After a war that killed about 3,800 Lebanese and 100 Israelis, according to their governments, much remains unclear about the tentative peace, including how long it will last and whether both sides will comply with its terms. A similar cease-fire that ended a 2006 Israel-Hezbollah war was never fully enforced.
Whether Lebanon, rived by factions and mired in economic crisis even before the war, can rebuild remains to be seen. It has been, Prime Minister Najib Mikati said in a televised address, “one of the harshest periods of suffering that the Lebanese have lived in their modern history.”
Nor is it evident yet how badly the war has disabled Hezbollah, or whether the weak Lebanese government has the ability or the will to restrain the group, which has been sapped by the deaths of many leaders and fighters, the destruction of much of its infrastructure and its utter failure to fight off the Israelis.
In neighborhoods where Hezbollah holds sway, people began sweeping up, sharing tearful embraces or just staring numbly at the devastation. Some waved Hezbollah flags and, despite the evidence before their eyes, declared the war a victory.
President Biden hailed the cease-fire as an opening to also end the related war in the Gaza Strip between Hamas and Israel, though months of intensive diplomacy in that conflict have come up empty. Mr. Biden, with less than two months remaining in office, said on social media that the United States would “make another push” in the coming days for a Gaza cease-fire.
But on Tuesday night into Wednesday, Israel struck dozens of sites in Gaza that it said were Hamas military targets, killing at least 33 people and injuring 134 others, according to the Gazan health ministry.
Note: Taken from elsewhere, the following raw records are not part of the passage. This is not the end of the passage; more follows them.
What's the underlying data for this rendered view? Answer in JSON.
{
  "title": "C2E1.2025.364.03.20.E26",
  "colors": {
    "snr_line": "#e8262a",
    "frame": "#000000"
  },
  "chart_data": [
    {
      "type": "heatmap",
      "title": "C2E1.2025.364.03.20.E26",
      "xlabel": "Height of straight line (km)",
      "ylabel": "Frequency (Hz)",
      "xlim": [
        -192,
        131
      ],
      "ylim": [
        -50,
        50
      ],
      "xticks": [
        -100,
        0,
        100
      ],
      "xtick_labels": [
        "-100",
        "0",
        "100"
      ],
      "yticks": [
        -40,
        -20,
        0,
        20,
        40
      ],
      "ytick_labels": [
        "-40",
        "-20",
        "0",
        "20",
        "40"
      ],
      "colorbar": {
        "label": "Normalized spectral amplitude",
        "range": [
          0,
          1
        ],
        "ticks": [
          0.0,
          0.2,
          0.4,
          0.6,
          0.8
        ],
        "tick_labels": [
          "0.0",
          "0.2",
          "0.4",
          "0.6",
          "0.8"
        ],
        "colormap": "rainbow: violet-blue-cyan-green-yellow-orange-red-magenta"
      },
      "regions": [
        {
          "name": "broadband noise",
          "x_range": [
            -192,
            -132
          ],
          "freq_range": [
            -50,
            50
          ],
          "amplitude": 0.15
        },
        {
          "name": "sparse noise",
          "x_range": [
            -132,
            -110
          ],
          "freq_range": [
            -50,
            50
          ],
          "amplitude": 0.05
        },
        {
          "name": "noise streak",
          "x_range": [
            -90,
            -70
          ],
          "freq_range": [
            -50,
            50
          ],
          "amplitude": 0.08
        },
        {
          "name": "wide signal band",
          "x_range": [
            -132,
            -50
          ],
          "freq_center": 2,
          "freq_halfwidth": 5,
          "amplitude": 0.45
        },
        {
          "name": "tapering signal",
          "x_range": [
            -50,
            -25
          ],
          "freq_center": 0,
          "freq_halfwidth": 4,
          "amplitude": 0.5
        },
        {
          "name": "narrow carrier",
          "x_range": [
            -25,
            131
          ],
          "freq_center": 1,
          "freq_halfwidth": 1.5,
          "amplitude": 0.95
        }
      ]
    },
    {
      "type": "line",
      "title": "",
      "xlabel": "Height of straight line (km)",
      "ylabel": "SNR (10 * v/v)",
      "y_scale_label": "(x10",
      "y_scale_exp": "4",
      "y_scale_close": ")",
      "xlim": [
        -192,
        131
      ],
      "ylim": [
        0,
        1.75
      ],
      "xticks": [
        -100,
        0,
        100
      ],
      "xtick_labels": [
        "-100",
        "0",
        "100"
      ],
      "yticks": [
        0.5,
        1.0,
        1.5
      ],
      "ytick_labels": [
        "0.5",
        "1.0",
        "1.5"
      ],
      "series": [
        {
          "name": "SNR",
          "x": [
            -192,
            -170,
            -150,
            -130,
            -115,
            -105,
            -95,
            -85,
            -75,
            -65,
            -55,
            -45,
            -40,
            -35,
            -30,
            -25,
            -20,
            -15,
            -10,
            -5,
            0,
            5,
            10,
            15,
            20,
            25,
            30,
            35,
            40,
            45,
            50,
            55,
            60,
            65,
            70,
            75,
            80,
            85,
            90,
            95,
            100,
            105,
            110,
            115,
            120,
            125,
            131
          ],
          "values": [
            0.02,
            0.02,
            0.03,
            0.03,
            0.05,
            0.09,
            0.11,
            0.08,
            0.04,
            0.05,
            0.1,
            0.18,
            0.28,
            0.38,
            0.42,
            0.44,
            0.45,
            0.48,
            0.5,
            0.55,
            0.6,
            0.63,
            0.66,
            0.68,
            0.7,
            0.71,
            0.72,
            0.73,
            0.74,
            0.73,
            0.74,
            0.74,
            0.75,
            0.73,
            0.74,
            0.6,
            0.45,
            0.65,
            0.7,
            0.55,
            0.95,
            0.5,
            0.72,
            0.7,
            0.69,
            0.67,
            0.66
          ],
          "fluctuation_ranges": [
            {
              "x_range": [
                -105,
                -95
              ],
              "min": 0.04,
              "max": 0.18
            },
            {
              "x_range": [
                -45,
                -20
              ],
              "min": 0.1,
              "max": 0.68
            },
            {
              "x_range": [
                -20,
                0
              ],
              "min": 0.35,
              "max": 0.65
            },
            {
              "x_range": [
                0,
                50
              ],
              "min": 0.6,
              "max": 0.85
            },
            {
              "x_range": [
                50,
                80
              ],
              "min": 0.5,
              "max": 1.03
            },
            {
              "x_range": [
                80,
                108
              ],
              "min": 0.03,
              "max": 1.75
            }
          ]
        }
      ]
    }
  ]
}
Thirteen of the deaths, including those of six women, came in an Israeli strike on Al-Tabin school in Gaza City, which has been operating as a shelter, according to the Palestinian Civil Defense, which runs emergency response in Gaza.
Many Gazans feel frustrated and hopeless, seeing the war in Lebanon halted even as Mr. Netanyahu vows to finish the destruction of Hamas, which still has an unknown number of fighters and holds about 100 hostages taken from Israel, some of them dead.
The war in Gaza has killed more than 44,000 residents and injured more than 100,000, according to local authorities, who do not distinguish between combatants and civilians. Most of the population has been displaced and is plagued by acute shortages of food, fuel, shelter and medical care, and much of the infrastructure has been destroyed, including homes.
The war with Hamas, which is backed by Iran, began with the group’s Oct. 7, 2023 attack on Israel that left about 1,200 people dead and kidnapped about 250. Within hours, Hezbollah, which is much more closely tied to Iran, began firing rockets onto Israeli positions in solidarity with Hamas.
For months Israel and Hezbollah traded sporadic fire, and more than 100,000 people on both sides of the border fled their homes. In September, Israel sharply escalated its attacks in Lebanon, and launched a ground invasion that forced wholesale evacuation.